The Brad Mehldau Trio. At the Lobero Theatre, Friday, January 20.
Any doubts that a piano trio could fill the Lobero with an abundance of music were quickly dispelled on Friday as Brad Mehldau kicked into his first number, “Granada,” a song from the trio’s new album Day Is Done (Nonesuch). It’s a ballad that begins swinging gently and builds to a heated series of Latin-tinged crescendos. Mehldau’s renowned technique involves sideways entrances to the theme, song-like middle register runs, and a left hand full of quirky independent melodies and offbeat, unexpected accents. In the current version of his trio, Mehldau is joined by two fabulous collaborators, bassist Larry Grenadier and drummer Jeff Ballard. The result is so cohesive and rhythmically focused that the trio might as well be a single instrument with three people playing it at once.
Ballard’s drumming took the spotlight in the second number, an untitled original that conjured the blues, waltz time, and the piano trio work of the great Duke Ellington. Much is made of Mehldau’s propensity to reinvent pop and rock, and the evening had its share of such covers, including “Day Is Done” by hip deceased British singer-songwriter Nick Drake and a thoroughly mesmerizing encore of the Beatles’ “She’s Leaving Home” from Sgt. Pepper’s Lonely Hearts Club Band.

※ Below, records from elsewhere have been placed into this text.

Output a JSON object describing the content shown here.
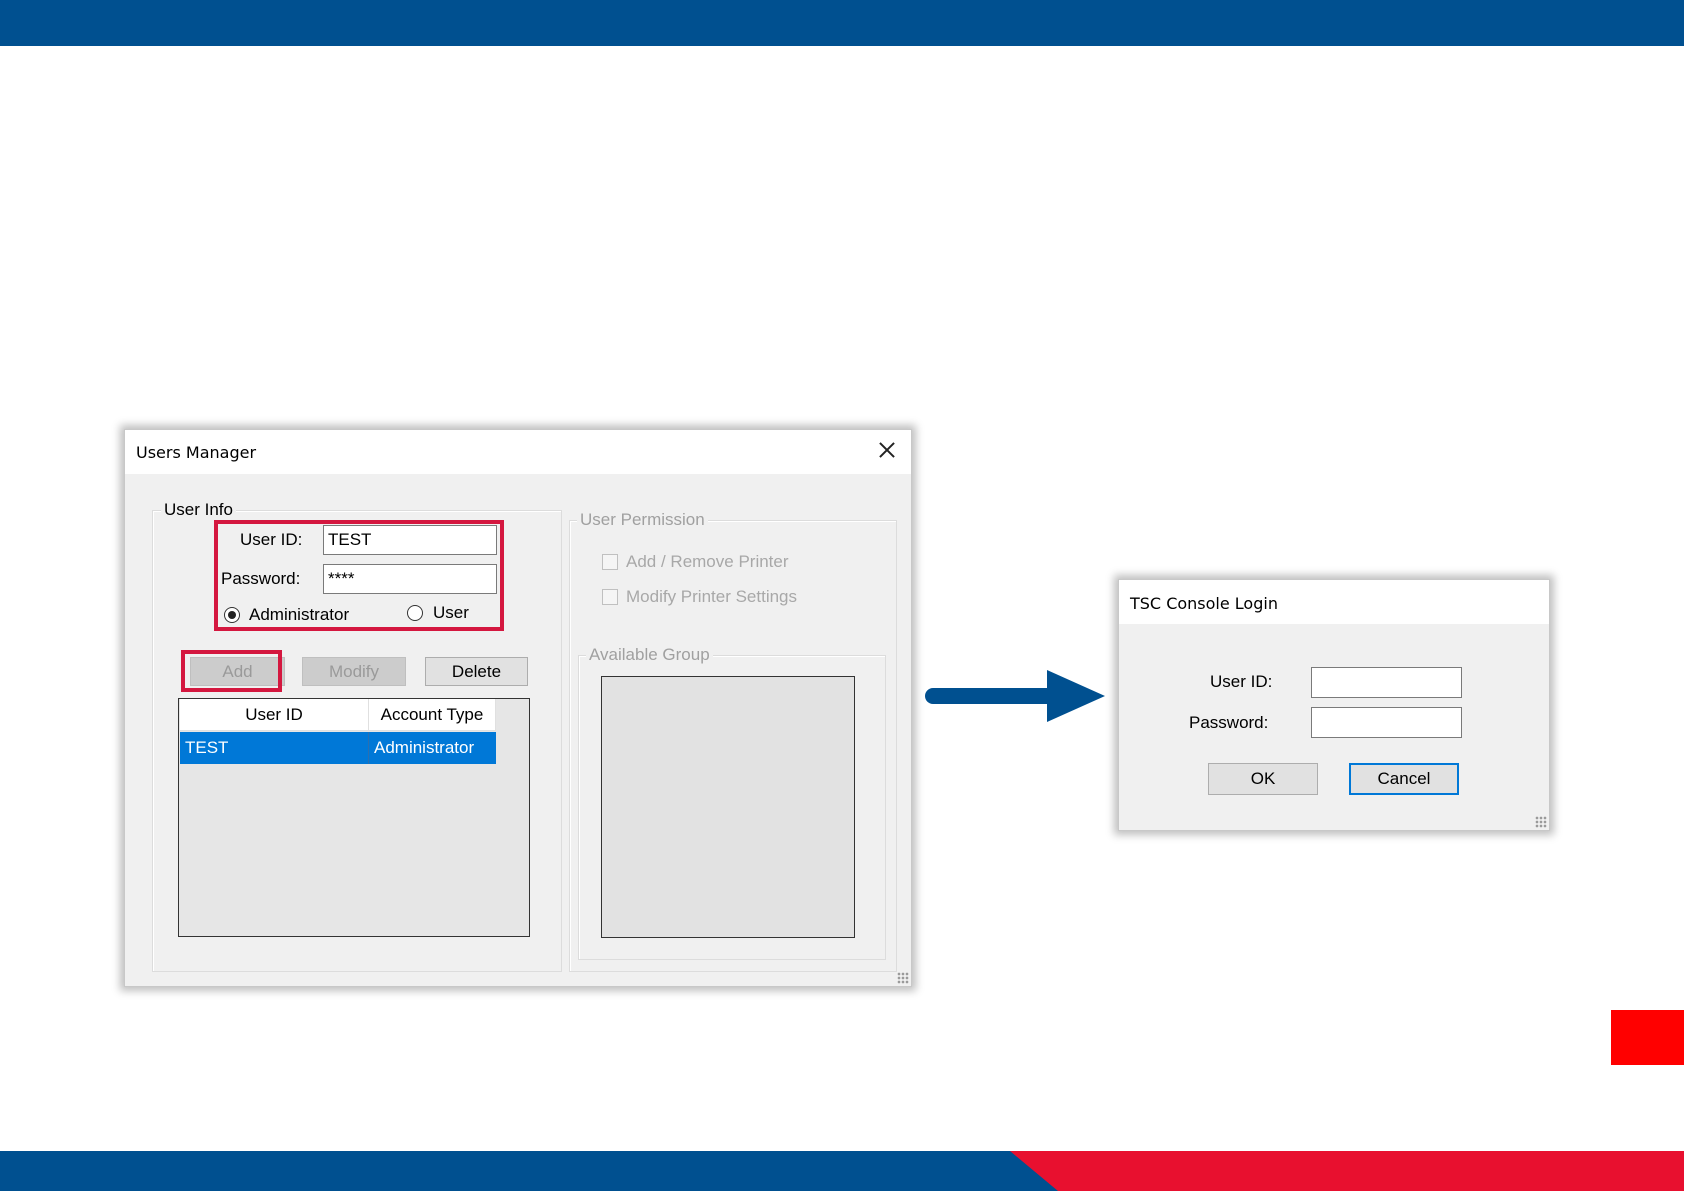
{
  "colors": {
    "brand_blue": "#005090",
    "brand_red": "#e8102f",
    "highlight": "#d4173f",
    "selection": "#0078d7"
  },
  "users_manager": {
    "title": "Users Manager",
    "user_info": {
      "label": "User Info",
      "user_id_label": "User ID:",
      "user_id_value": "TEST",
      "password_label": "Password:",
      "password_value": "****",
      "radio_admin": "Administrator",
      "radio_user": "User",
      "selected_type": "Administrator"
    },
    "buttons": {
      "add": "Add",
      "modify": "Modify",
      "delete": "Delete"
    },
    "table": {
      "columns": [
        "User ID",
        "Account Type"
      ],
      "rows": [
        {
          "user_id": "TEST",
          "account_type": "Administrator"
        }
      ]
    },
    "permission": {
      "label": "User Permission",
      "add_remove_printer": "Add / Remove Printer",
      "modify_printer_settings": "Modify Printer Settings"
    },
    "available_group": {
      "label": "Available Group"
    }
  },
  "login": {
    "title": "TSC Console Login",
    "user_id_label": "User ID:",
    "password_label": "Password:",
    "ok": "OK",
    "cancel": "Cancel"
  }
}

Mehldau’s arrangement of the Beatles song was the evening’s highlight, and it demonstrates what makes the Mehldau Trio’s music so appealing. First, Mehldau is not afraid to make music that is relaxing. Like Miles Davis on the iconic Kind of Blue, Mehldau embraces the fact that jazz properly played does more than just get under the skin — it drops down the spine to loosen the lower back. Next, Mehldau knows his post-Coltrane harmonics. These became particularly prominent as he pushed the middle eight section of “She’s Leaving Home” off into the modal stratosphere.
Maybe it’s his relatively young age (35) or the eclectic New York scene he came up through, but Mehldau is playing post-Borders music, mixing the best of the jazz section with the best of the rock, creating a dream space in which Sgt. Pepper’s can get mashed up with A Love Supreme. It’s a brave, idiosyncratic vision of contemporary music, and, in person or on record, it feels like heaven.